At constant exchange rates (CER), GSK sales were down 3% for the third quarter to £5.64 billion, and dropped 10% in local currencies. This was repeated for the first nine months of the year, also down 3% CER to £16.82 billion.

Major falls in revenue stem from the mature markets, with a 10% slide in the third quarter in the US and a 2% drop in European sales, although it continues to do well in emerging markets.

In terms of products the biggest culprit for these losses was its top-selling respiratory drug Advair, which was down 14% for the third quarter to £976 million, and by the same 14% for the first nine months with sales pegged at £3.1 billion.

The drug has been facing particular pricing pressure in the US, the biggest market for the medicine, and also generic pressures in the EU. GSK is hoping two new inhaled respiratory medicines, namely Breo and Anoro that are set to be next generation versions of Advair, will fill the gap left behind from the blockbuster treatment.

Their uptake so far has been slow however, a situation that has disappointed analysts given the reliance GSK has on its respiratory business.

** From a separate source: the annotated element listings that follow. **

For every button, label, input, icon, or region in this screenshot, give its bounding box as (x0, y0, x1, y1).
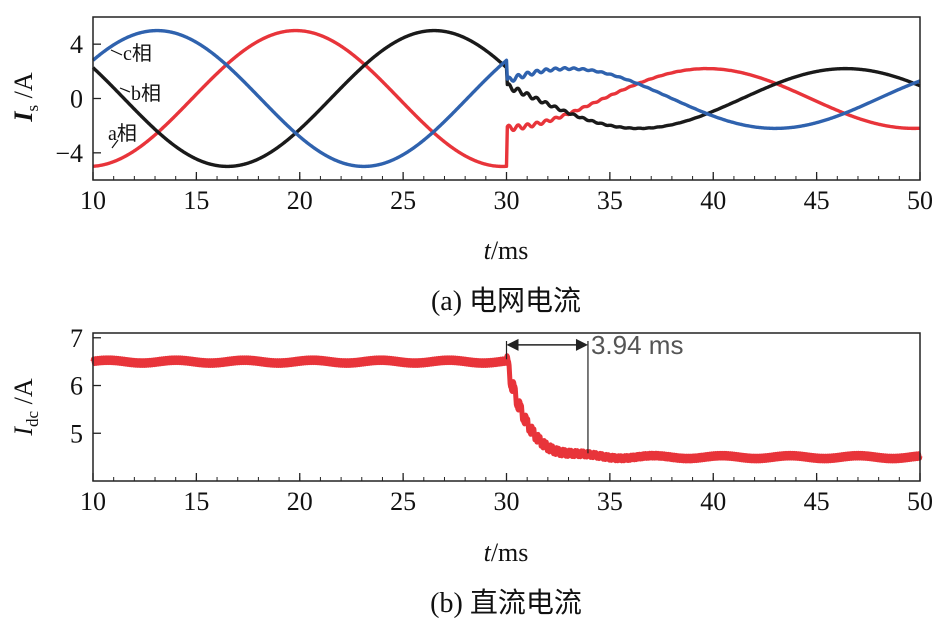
chart-b-xtick-label: 50 (907, 487, 933, 516)
chart-b-xtick-label: 10 (80, 487, 106, 516)
chart-a-xtick-label: 10 (80, 186, 106, 215)
chart-b-ytick-label: 6 (70, 372, 83, 401)
chart-b-settling-annotation: 3.94 ms (505, 330, 684, 454)
chart-b-ytick-label: 7 (70, 324, 83, 353)
chart-a-xtick-label: 20 (287, 186, 313, 215)
chart-b-xtick-label: 40 (700, 487, 726, 516)
chart-b-ylabel: Idc /A (9, 378, 42, 436)
label-c-phase: c相 (123, 42, 152, 65)
annot-arrowhead-left (506, 338, 519, 351)
chart-b-plot-frame (92, 332, 921, 482)
chart-a-xtick-label: 35 (597, 186, 623, 215)
label-a-leader (111, 139, 119, 149)
chart-a-xtick-label: 40 (700, 186, 726, 215)
annot-text: 3.94 ms (591, 330, 684, 360)
chart-b-dc-current: Idc /A 7 6 5 10 15 20 25 30 35 40 45 50 3.94 ms t/… (9, 324, 933, 619)
series-c-phase-line (91, 28, 921, 169)
chart-a-ytick-label: −4 (55, 139, 83, 168)
label-b-leader (119, 87, 131, 93)
chart-a-x-axis: 10 15 20 25 30 35 40 45 50 (80, 172, 933, 215)
chart-a-caption: (a) 电网电流 (431, 285, 581, 317)
chart-b-xtick-label: 20 (287, 487, 313, 516)
chart-b-y-axis: 7 6 5 (70, 324, 101, 448)
chart-b-xtick-label: 45 (804, 487, 830, 516)
chart-a-xlabel: t/ms (484, 236, 529, 265)
chart-a-ytick-label: 4 (70, 30, 83, 59)
chart-b-xtick-label: 15 (183, 487, 209, 516)
chart-b-series-group (90, 353, 923, 464)
chart-a-xtick-label: 15 (183, 186, 209, 215)
chart-b-xtick-label: 35 (597, 487, 623, 516)
chart-a-xtick-label: 45 (804, 186, 830, 215)
chart-a-xtick-label: 30 (494, 186, 520, 215)
series-a-phase-line (92, 28, 921, 169)
label-b-phase: b相 (131, 82, 161, 105)
chart-a-y-axis: 4 0 −4 (55, 30, 101, 168)
chart-b-ytick-label: 5 (70, 419, 83, 448)
chart-a-ylabel: Is /A (9, 72, 42, 122)
annot-arrowhead-right (575, 338, 588, 351)
chart-a-plot-frame (92, 16, 921, 181)
label-a-phase: a相 (108, 122, 137, 145)
chart-a-phase-labels: c相 b相 a相 (108, 42, 161, 149)
chart-a-ytick-label: 0 (70, 85, 83, 114)
chart-a-xtick-label: 50 (907, 186, 933, 215)
chart-a-grid-current: Is /A 40−4 10 15 20 25 30 35 40 45 50 c相 b相 a相 t… (9, 16, 933, 317)
chart-a-xtick-label: 25 (390, 186, 416, 215)
chart-b-xtick-label: 25 (390, 487, 416, 516)
chart-a-series-group (91, 28, 921, 169)
chart-b-x-axis: 10 15 20 25 30 35 40 45 50 (80, 473, 933, 516)
series-dc-line (90, 353, 923, 464)
chart-b-xlabel: t/ms (484, 538, 529, 567)
label-c-leader (110, 49, 123, 56)
chart-b-caption: (b) 直流电流 (430, 587, 582, 619)
chart-b-xtick-label: 30 (494, 487, 520, 516)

Sir Andrew says he does not in fact expect this unit to return to growth until 2016.

This cost cutting also comes ahead of a major pact with Swiss rivals Novartis, which from next year will see the manufacturers combine their consumer health units under GSK’s majority (63.5%) control, while also in effect swapping some of their major assets.

GSK will also sell its cancer portfolio to Novartis for a maximum of $16 billion, and in turn Novartis will let GSK acquire its own vaccines business for up to $7.1 billion – a business that made a loss in the last quarter.

Selling off a part of ViiV and making the swap with Novartis are all part of a larger strategic plan to help the company as it struggles to mould financial form through its core products. In the longer term, however, GSK will need several strong blockbuster medicines to help appease its anxious shareholders.

Painful times

Sir Andrew knows the task ahead and admitted to journalists that his company is enduring a ‘painful’ period.

This includes a recent $490 million fine from the Chinese government after it found GSK China “offered money or property to non-government personnel in order to obtain improper commercial gains, and been found guilty of bribing non-government personnel”.

The money is a small sum in context – it received a $3 billion fine in 2012 for past marketing abuses – but the year-long saga dragged down the firm’s reputation, which it spends much time trying to protect.